Dear Neighbor: Kim Porter: Sunday school lessons

Published 12:00 am Thursday, November 14, 2024

By Kim Porter

Dear Neighbor,

It is safe for me to say I was not really brought up in a religious home. We were not anti-religious, but we were probably considered on the line. It was a good thing to do if it was Sunday to join others. This meant I went to Sunday school.

I became a Methodist due to economics. You heard me. I was a bit rambunctious and the Presbyterians were getting tired of my antics in Sunday school. Therefore, when the bus fare went up, Mom said that she was not spending 10 cents for the bus to take me to church. She told me I could walk three blocks and thus we became Methodists.

By rambunctious, I mean that I was a pain for any teacher. I constantly asked questions, didn’t accept many answers, and my favorite word was ‘why?’ Teachers would pull my Mom aside and remind her that I couldn’t stay still, didn’t listen and had this incredible ability to cause chaos. Sunday was always an interesting day for me. But I was taught by good people who used the literature properly and tried their best to teach us all.

For instance, we learned about heaven and hell. As young as I was, I figured I had a long time to address those issues, but the church hammered it home. I certainly knew hell was not for me! But one day my Mom came home from a local community meeting really upset. I tentatively asked her what was wrong. She said, “Kimball (my early days name), I am volunteering to go to hell.” As an eight-year-old, I thought to myself, ‘that is not a wise choice.’ Why Mom? She said, “Those damn Baptists drive me crazy, and I will volunteer for hell if that separates me from them.” My theology was beginning to form.

Around the age of 10 or 11, the Sunday school began to grow, because I had convinced my “gang” (5 of us who got into community trouble) that it could be fun to go to church as a group. We weren’t the quietists, positively involved or good children. We would sit on the front row at church and giggle, talk, laugh and be generally, quite obnoxious.

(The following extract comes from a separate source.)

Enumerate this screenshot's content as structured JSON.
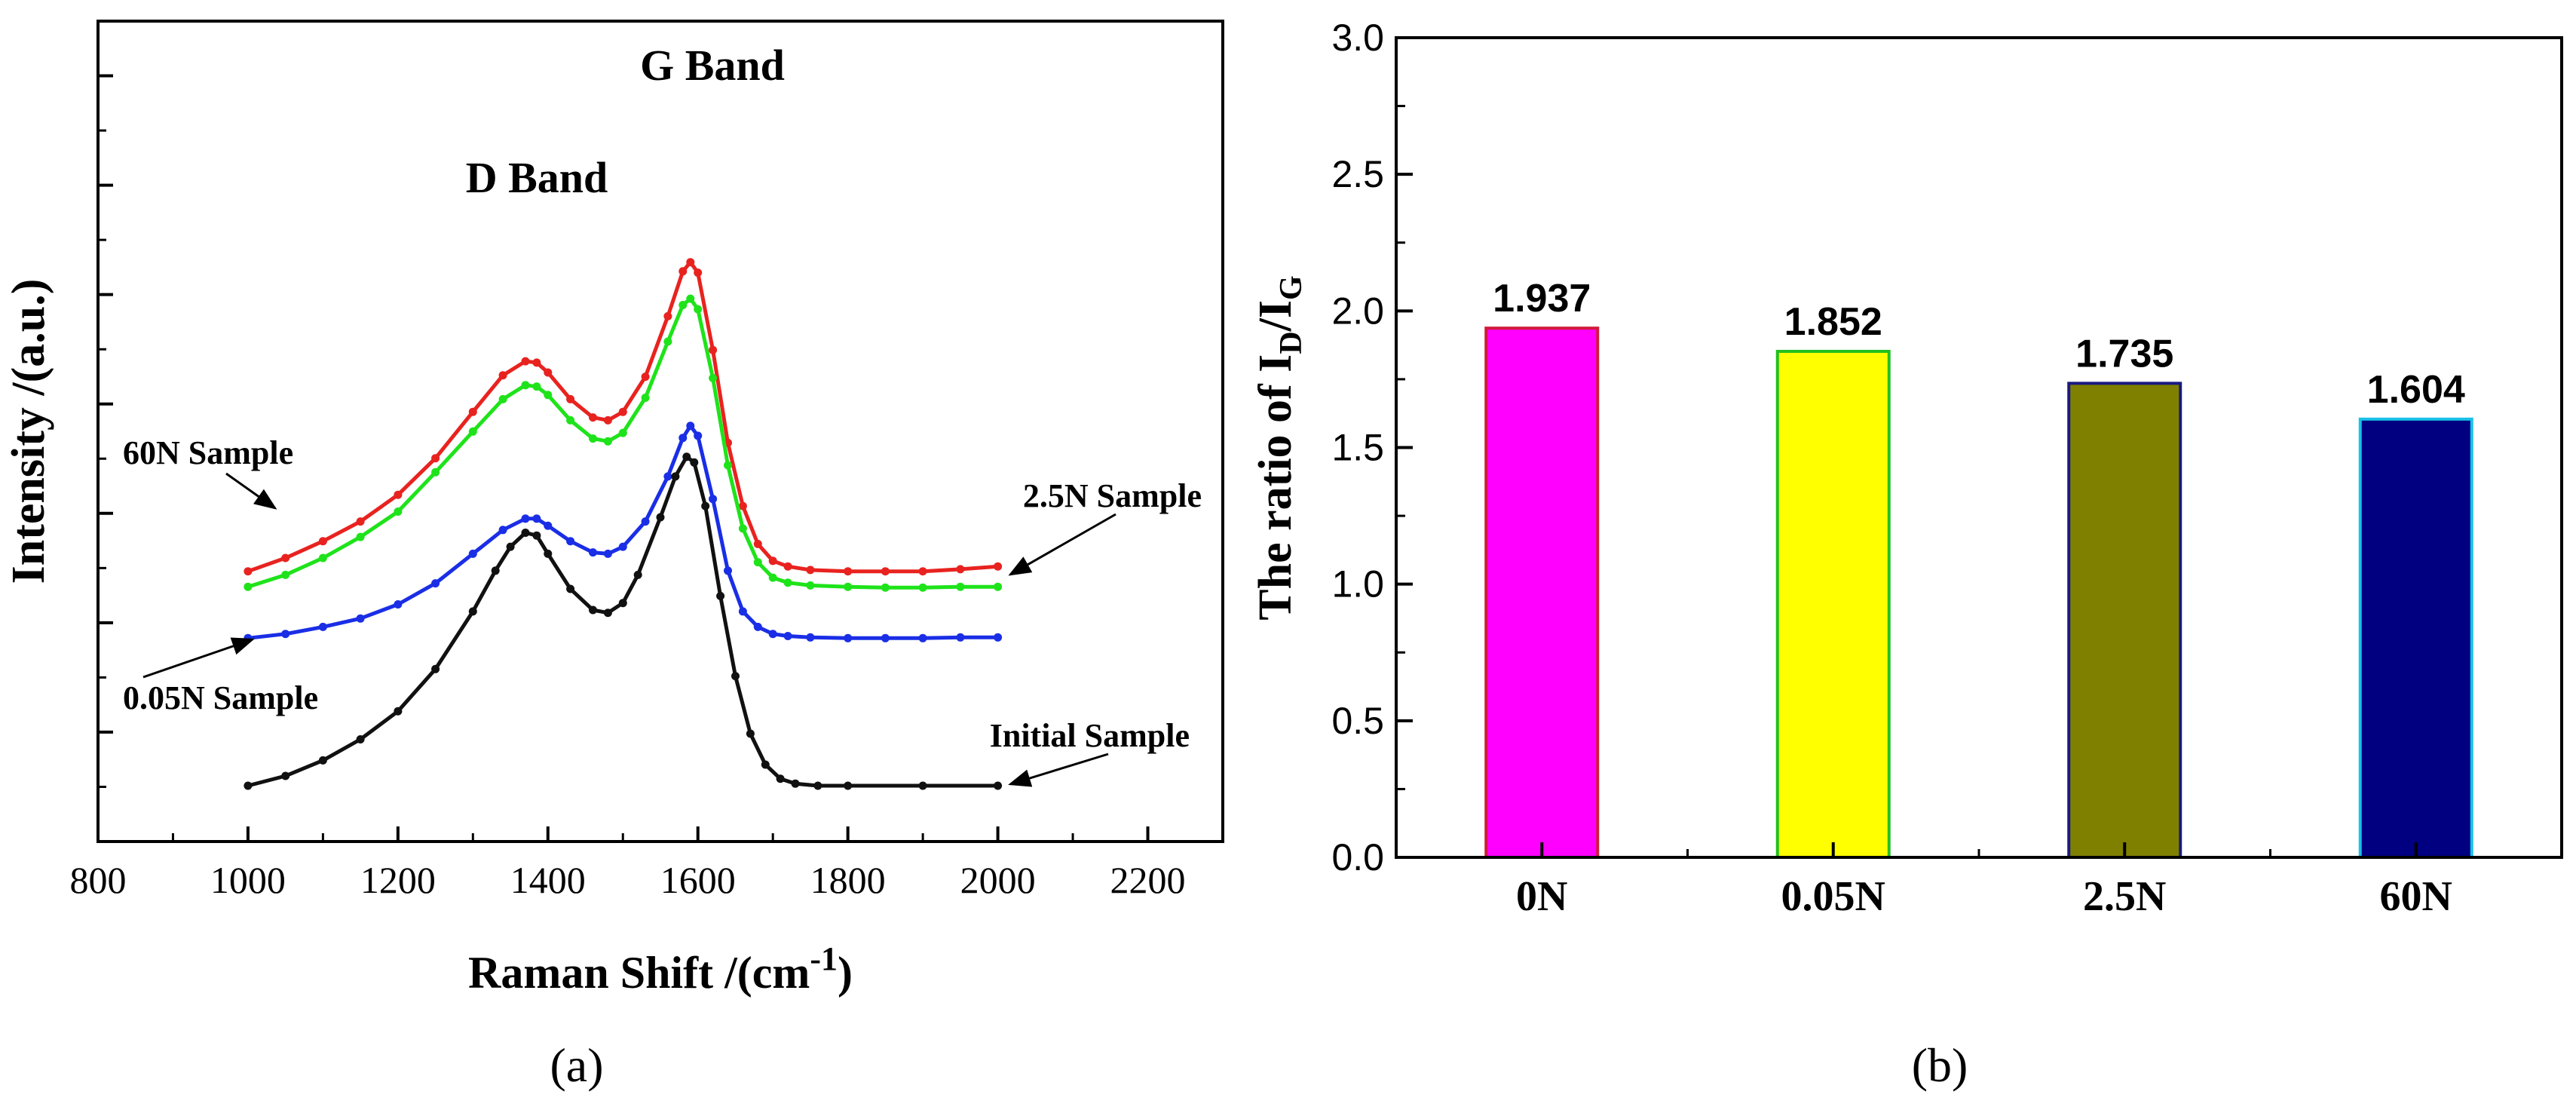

Finally, the church formed another Sunday school class just for us. A retired Army sergeant was asked to teach the class, partly because he lived next door and we met in his back garden. That was fun for awhile, until I leaned back in my chair, fell on one of his prized bushes, scraped the bark and broke a limb. The five of us learned more cuss words that day than we had ever thought existed. Wow! What a Sunday school lesson.

I began to see what it meant to be Christian.

I learned three words in Sunday school that came up often in my Christian education: omnipresent, omnipotent and omniscience. God is everywhere, with unlimited power and having infinite awareness and power. I remember asking the preacher (years later) if God is all powerful, then, why is there so much destruction (WWII), social injustice (segregation) and the inequality of women (Mom was an early feminist). Sunday school failed to address those inquiries.

When I became a little older, I got in a bit more trouble and the legal system got involved with my life. Because I was a low-level juvenile delinquent, more of a nuisance than a serious problem, the courts allowed me to work with my preacher, assisting him with things like changing the church board. As we worked together, patience, attention and support allowed this early teen to look into the future with a different lens. Fifteen years later, I was being ordained in front of 1,500 Methodists. They called my name out and I stood, turned around and faced the delegates. Five rows back, an older man stood, leaned over with squinted eyes and said loudly, “Oh my God, is that Kimball Porter?” The convention hall roared with laughter. I had survived Sunday school under his caring guidance.

“Dear Neighbor” authors are united in a belief that civility and passion can coexist. We believe curiosity and conversation make us a better community.